No you don't want to miss this rare display. (With apologies to Sting)
It's V-Day 2012, the day Venus transits the sun, appearing as a black dot against the star's searing surface. It's a show that won't make its celestial revival until December 2117.
For many skywatchers, this event is drawing eyes because it is rare and intimately tied to the history of humanity's quest to take the measure of its corner of the cosmos. In the 18th and 19th centuries, scientists risked their lives traveling to far-flung corners of the globe to carefully record the track of the first lady of the solar system across the sun. Back then, it was the best means available for trying to estimate the Earth's distance from the sun and derive a size for the solar system.

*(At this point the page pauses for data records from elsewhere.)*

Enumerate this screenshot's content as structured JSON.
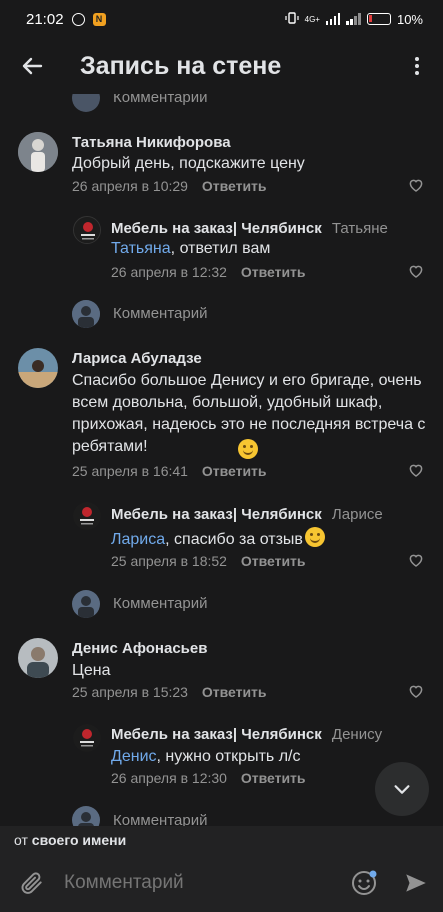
{
  "status": {
    "time": "21:02",
    "notif_badge": "N",
    "network": "4G+",
    "battery": "10%"
  },
  "header": {
    "title": "Запись на стене"
  },
  "top_partial": {
    "comment_label": "Комментарий"
  },
  "threads": [
    {
      "author": "Татьяна Никифорова",
      "text": "Добрый день, подскажите  цену",
      "date": "26 апреля в 10:29",
      "reply_label": "Ответить",
      "reply": {
        "author": "Мебель на заказ| Челябинск",
        "to": "Татьяне",
        "mention": "Татьяна",
        "text": ", ответил вам",
        "date": "26 апреля в 12:32",
        "reply_label": "Ответить"
      },
      "comment_label": "Комментарий"
    },
    {
      "author": "Лариса Абуладзе",
      "text": "Спасибо большое Денису и его бригаде, очень всем довольна, большой, удобный шкаф, прихожая, надеюсь это не последняя встреча с ребятами!",
      "date": "25 апреля в 16:41",
      "reply_label": "Ответить",
      "reply": {
        "author": "Мебель на заказ| Челябинск",
        "to": "Ларисе",
        "mention": "Лариса",
        "text": ", спасибо за отзыв",
        "date": "25 апреля в 18:52",
        "reply_label": "Ответить"
      },
      "comment_label": "Комментарий"
    },
    {
      "author": "Денис Афонасьев",
      "text": "Цена",
      "date": "25 апреля в 15:23",
      "reply_label": "Ответить",
      "reply": {
        "author": "Мебель на заказ| Челябинск",
        "to": "Денису",
        "mention": "Денис",
        "text": ", нужно открыть л/с",
        "date": "26 апреля в 12:30",
        "reply_label": "Ответить"
      },
      "comment_label": "Комментарий"
    }
  ],
  "composer": {
    "from_prefix": "от",
    "from_name": "своего имени",
    "placeholder": "Комментарий"
  },
  "colors": {
    "background": "#19191a",
    "text": "#e1e3e6",
    "secondary": "#939393",
    "link": "#71aaeb"
  }
}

But for some astronomers, Tuesday's transit offers an unique opportunity to use Venus as a surrogate for Venus- and Earth-size planets orbiting other stars, as researchers hone their skills at analyzing potential havens for life outside the solar system.
For others, the transit could help unravel a longstanding mystery about Venus itself: What drives the "super rotation" of its atmosphere? Venus spins on its axis once every 243 days. Its atmosphere performs the same feat in four days, with winds traveling at nearly 450 miles an hour.
Venus's transits owe their century-scale frequency to the orbital paths Earth and Venus trace around the sun.